La conclusión, que tampoco es mía, sino de Alejandro Cencerrado en su lúcido En defensa de la infelicidad -ya dije que no era un intelectual, si acaso un usurpador de ideas y palabras o un prescriptor prescindible-, puede ser que el progreso, es decir, la creencia de que podíamos eliminar todas las fuentes de nuestro malestar ha saturado nuestra capacidad de disfrutar de las cosas porque las tenemos siempre a mano. Si a esto le unimos que los algoritmos de las redes sociales en las que ahora habitamos más que en la vida real no fueron diseñados para que fuésemos felices sino para aprovecharse de nuestro sistema de recompensa instantáneo, nos explica por qué los nuevos bienes de consumo se sustentan en los estímulos supernormales.
Es decir que existe una clara intención (los estímulos) de quienes nos venden cosas de generar en nuestro cerebro unas respuestas más intensas apelando a nuestros instintos básicos. De ahí frente al instinto reproductivo la pornografía, frente a la necesidad de socializar las redes sociales y las aplicaciones para ligar, frente al instinto de la alimentación la comida basura y la saturación de azúcares o frente al instinto de defensa o amenaza las ideologías identitarias.

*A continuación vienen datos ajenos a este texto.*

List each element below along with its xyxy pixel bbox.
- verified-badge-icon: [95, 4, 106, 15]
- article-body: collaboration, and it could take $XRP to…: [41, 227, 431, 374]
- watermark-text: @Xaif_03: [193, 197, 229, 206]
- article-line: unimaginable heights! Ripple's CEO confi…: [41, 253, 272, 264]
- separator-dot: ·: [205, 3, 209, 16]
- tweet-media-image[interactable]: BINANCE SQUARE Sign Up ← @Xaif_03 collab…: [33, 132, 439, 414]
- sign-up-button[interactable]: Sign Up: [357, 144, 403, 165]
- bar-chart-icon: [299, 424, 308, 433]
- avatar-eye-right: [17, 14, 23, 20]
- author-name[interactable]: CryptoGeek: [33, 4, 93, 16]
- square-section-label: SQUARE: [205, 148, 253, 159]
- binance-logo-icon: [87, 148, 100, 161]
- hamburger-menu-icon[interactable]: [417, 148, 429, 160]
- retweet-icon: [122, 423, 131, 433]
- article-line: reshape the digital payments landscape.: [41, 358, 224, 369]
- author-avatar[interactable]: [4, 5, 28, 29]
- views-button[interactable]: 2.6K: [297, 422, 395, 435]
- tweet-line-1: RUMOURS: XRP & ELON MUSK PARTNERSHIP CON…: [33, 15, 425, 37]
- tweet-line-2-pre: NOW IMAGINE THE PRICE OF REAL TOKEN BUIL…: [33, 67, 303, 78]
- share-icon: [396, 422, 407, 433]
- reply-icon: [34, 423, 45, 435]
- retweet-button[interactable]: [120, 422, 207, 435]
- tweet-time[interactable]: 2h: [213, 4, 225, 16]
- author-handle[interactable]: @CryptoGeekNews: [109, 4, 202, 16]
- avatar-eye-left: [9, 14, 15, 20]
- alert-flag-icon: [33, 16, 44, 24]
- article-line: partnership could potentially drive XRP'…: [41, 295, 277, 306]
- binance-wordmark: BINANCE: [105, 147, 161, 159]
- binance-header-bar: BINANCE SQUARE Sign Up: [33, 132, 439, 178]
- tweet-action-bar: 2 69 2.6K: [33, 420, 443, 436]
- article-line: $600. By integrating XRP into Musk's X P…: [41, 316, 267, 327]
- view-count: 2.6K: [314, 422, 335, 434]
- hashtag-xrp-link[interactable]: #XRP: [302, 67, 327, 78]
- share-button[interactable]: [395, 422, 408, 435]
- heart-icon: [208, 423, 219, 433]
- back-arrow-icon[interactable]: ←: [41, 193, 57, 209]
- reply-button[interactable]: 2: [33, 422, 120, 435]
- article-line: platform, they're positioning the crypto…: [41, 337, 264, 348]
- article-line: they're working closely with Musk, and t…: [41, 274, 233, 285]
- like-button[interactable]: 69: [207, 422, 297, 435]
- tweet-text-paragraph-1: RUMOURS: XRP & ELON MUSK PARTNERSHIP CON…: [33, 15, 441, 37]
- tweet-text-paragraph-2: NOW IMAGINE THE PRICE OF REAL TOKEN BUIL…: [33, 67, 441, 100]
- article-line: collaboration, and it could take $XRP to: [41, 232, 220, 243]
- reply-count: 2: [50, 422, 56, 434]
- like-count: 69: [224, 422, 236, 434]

No existen ni han existido recetas para salvarse, pero para calmarse, aunque sea un poco, sí. Les dejo tres: La utilidad de lo inútil, del calabrés citado al principio; La conquista de la felicidad, de Bertrand Russel y, si son unos intelectuales, El murmullo. La autoayuda como novela, un caso de confabulación, de Belén Gopegui.